4. Continue to invest in your network.

Your network is your personal gold. Your network can give you feedback when you’re struggling, help you to brainstorm new ideas and provide a new set of resources you might not know about.

I’ve learned so much about how to build a great network from my colleague Michael Melcher’s new book Your Invisible Network, and one key idea stands out: You should be investing in your network weekly, not just when you’re mobilizing for a job search. Pay it forward and be a resource to others around you first. This will create a strong network to support your own growth.

5. Do a yearly self-assessment.

For the eMBA program, my students have to do a comprehensive self-assessment, a SWOT-like appraisal of their personal strengths, weaknesses, values and opportunities for growth.
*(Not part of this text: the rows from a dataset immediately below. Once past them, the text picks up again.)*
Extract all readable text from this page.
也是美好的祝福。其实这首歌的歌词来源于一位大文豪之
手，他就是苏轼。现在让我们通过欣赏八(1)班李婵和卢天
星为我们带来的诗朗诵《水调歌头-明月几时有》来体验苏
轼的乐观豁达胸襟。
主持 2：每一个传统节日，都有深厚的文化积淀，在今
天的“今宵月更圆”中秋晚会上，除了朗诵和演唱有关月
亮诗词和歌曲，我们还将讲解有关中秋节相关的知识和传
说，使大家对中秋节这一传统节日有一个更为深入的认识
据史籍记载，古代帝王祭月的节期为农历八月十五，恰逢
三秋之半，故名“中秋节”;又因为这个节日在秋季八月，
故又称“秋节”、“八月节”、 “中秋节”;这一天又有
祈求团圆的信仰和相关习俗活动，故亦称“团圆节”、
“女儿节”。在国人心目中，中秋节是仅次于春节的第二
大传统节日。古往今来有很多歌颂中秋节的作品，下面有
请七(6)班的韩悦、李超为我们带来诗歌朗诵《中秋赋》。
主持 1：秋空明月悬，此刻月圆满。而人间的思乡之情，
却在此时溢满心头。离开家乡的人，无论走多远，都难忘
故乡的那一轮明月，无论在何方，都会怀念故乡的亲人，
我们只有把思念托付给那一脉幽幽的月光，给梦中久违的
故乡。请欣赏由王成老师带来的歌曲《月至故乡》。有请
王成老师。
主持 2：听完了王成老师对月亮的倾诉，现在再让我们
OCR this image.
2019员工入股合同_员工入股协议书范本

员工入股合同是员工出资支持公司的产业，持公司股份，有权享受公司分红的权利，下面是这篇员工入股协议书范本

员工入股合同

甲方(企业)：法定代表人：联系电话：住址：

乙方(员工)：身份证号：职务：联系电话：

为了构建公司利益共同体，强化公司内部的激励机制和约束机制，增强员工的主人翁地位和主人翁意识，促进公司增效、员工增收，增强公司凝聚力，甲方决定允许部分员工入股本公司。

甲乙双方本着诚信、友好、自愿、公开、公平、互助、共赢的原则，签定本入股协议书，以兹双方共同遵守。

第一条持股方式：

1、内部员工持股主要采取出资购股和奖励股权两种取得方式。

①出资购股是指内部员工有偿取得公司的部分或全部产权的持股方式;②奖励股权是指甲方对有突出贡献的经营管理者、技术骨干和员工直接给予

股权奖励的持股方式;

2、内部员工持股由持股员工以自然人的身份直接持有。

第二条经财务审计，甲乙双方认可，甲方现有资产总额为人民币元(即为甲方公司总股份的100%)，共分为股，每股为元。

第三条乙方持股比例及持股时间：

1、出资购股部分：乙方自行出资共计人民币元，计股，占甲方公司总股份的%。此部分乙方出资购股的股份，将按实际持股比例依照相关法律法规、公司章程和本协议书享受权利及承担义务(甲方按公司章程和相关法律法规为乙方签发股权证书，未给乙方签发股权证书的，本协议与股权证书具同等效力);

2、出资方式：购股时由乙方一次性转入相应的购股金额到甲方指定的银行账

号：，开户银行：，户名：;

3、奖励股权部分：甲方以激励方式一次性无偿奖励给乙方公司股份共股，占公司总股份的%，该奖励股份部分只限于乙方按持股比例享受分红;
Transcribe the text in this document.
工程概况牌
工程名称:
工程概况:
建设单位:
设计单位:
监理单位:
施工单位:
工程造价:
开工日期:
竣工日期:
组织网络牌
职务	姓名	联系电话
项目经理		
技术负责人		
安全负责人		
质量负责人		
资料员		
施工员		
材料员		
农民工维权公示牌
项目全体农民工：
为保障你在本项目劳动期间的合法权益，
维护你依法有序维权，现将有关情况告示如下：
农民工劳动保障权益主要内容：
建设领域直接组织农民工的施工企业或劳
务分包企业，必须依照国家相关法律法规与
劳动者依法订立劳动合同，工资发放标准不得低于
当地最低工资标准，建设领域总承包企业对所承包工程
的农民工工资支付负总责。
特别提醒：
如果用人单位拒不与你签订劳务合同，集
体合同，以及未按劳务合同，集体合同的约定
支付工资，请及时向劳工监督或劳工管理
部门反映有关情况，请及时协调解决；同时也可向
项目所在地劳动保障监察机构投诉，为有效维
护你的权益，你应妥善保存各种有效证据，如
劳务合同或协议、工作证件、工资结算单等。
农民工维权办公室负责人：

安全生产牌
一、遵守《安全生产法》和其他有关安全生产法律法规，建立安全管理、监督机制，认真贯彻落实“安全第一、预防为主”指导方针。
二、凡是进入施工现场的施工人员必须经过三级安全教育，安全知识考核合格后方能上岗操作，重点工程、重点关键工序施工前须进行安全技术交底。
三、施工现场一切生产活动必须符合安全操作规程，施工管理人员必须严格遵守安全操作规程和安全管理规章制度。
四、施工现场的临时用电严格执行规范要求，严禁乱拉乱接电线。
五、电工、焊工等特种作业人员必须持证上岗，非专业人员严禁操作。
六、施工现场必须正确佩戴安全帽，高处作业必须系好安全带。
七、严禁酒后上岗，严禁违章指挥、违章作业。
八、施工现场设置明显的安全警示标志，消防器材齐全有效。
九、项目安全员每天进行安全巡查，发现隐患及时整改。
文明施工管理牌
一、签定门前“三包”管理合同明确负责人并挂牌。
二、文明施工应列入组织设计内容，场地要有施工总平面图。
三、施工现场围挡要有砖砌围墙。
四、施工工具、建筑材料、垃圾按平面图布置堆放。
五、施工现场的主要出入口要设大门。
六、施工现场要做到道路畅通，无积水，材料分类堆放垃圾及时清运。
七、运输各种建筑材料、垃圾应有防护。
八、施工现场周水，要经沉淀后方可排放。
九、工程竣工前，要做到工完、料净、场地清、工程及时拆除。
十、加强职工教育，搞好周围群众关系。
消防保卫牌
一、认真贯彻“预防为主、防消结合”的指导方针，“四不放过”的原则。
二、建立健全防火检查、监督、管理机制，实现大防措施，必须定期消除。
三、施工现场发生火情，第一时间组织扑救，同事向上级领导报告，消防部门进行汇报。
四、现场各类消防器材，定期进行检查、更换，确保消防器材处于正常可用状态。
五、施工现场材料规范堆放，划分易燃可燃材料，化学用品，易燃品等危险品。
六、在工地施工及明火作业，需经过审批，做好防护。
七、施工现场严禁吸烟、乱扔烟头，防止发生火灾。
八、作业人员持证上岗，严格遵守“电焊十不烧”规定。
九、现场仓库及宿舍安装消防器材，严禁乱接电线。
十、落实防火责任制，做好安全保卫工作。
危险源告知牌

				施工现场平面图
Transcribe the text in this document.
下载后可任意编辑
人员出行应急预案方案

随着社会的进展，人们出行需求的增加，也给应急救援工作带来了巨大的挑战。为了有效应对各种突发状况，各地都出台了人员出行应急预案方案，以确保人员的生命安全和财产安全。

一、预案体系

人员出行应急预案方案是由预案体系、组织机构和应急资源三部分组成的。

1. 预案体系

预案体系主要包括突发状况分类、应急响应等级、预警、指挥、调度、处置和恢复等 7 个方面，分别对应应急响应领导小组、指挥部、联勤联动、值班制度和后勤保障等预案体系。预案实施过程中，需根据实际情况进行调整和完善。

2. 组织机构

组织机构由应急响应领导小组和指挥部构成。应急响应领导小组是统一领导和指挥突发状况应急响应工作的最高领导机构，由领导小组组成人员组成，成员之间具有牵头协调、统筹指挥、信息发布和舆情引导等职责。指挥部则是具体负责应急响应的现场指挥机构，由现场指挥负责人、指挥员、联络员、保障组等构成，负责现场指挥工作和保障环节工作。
They’ll tell you it’s a lot of work—and it is. But revisiting your self-assessment yearly gives you time to reflect, see where you've grown and check that the things you wanted to improve are still relevant for where you are now.

Just as a daily reset allows you to show up as your best self during each day, a yearly self-assessment allows you to make sure that your attention and efforts are following your personal values and vision (and not anyone else’s). To paraphrase the Cheshire Cat in Alice in Wonderland, “If you don’t know where you’re going, any road will get you there.” Revisiting your yearly assessment is a great way to ensure that you know, at least directionally, where you want to go and that you are aligning your efforts toward that compass point.

Here's a short self-assessment opportunity now:

As you read my recommendations, which ones are you already doing? Is there one you're not doing that spoke to you the loudest? Would you be willing to focus on that one for the next few months?

Final Thoughts

While these five recommendations for growing your leadership intelligence build on each other nicely, start with one. And start small. Small changes in your leadership intelligence can have outsize results in your workplace (and life) effectiveness.